Today Instapundit linked to a story from Motor Trend Magazine about GM investing heavily in a company producing ethanol from cellulose:
Today at the North American International Auto Show, GM announced it has taken a non-controlling equity interest in biology-based renewable energy firm Coskata Inc. The greater-Chicago-based company simultaneously announced that it has developed a proprietary process for converting renewable carbon-rich materials ranging from cornstalks and woodchips to old tires and city trash into clean-burning ethanol at a cost of roughly $1/gallon. A pilot operation will be up and running at Coskata’s headquarters in Warrenville, IL by the end of January, 2008, and a 40,000-gallon commercial demonstration facility under construction at an as yet undisclosed location will go online by the end of the year. General Motors will purchase much of the ethanol produced by this plant for use in the test vehicles at its Milford, MI proving ground. And plans are in the works for a 100-million-gallon/year facility to be up and running by 2011.

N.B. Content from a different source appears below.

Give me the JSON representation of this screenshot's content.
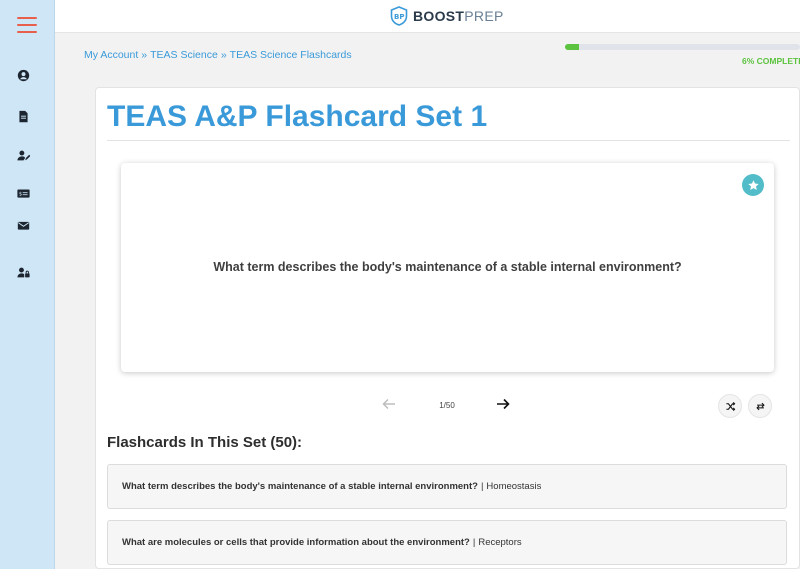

GM’s interest is primarily in making ethanol more widely available to increase the popularity of the many models it sells with flex-fuel capability (by 2012, half of GM’s North American production will be flex-fuel capable). The company is also investing extensively in university research and in other firms pursuing different methods of cellulosic ethanol production. GM research suggests that by 2030, one-third of transportation fuel needs can be met by biofuels.
If breaking down cellulose can produce fuel at $1/gallon, the dog fennels of Florida may become an endangered species. I can hardly wait! Finally, a home-grown source of fuel from the scourge of the pasture. These damn things can grow 12 feet tall with woody stems and are a right pain in the you-know-where to get rid of. They grow up under and through fence lines where mowing isn’t done and one tiny little sprig will be multiple big, woody stalks in a few weeks’ time.
Now, if you do happen to have a neighbor in a newly-built McMansion that is real finicky about his/her lawn and property values (those aggravating people are afflicting more and more of us), a tall privacy fence of dog fennels hiding the tractor parts, spare engines, and junk vehicles will maybe help keep the nagging to a minimum.
If not, perhaps you can explain that you’re trying to develop a fast-growing source of cellulose to produce ethanol fuel and offer to sell carbon offsets to assuage their conspicuous consumption, ask if they are trying to destroy the ecosystem with the nitrogenous runoff from the lawn, and start babbling on about Stopping Global Warming.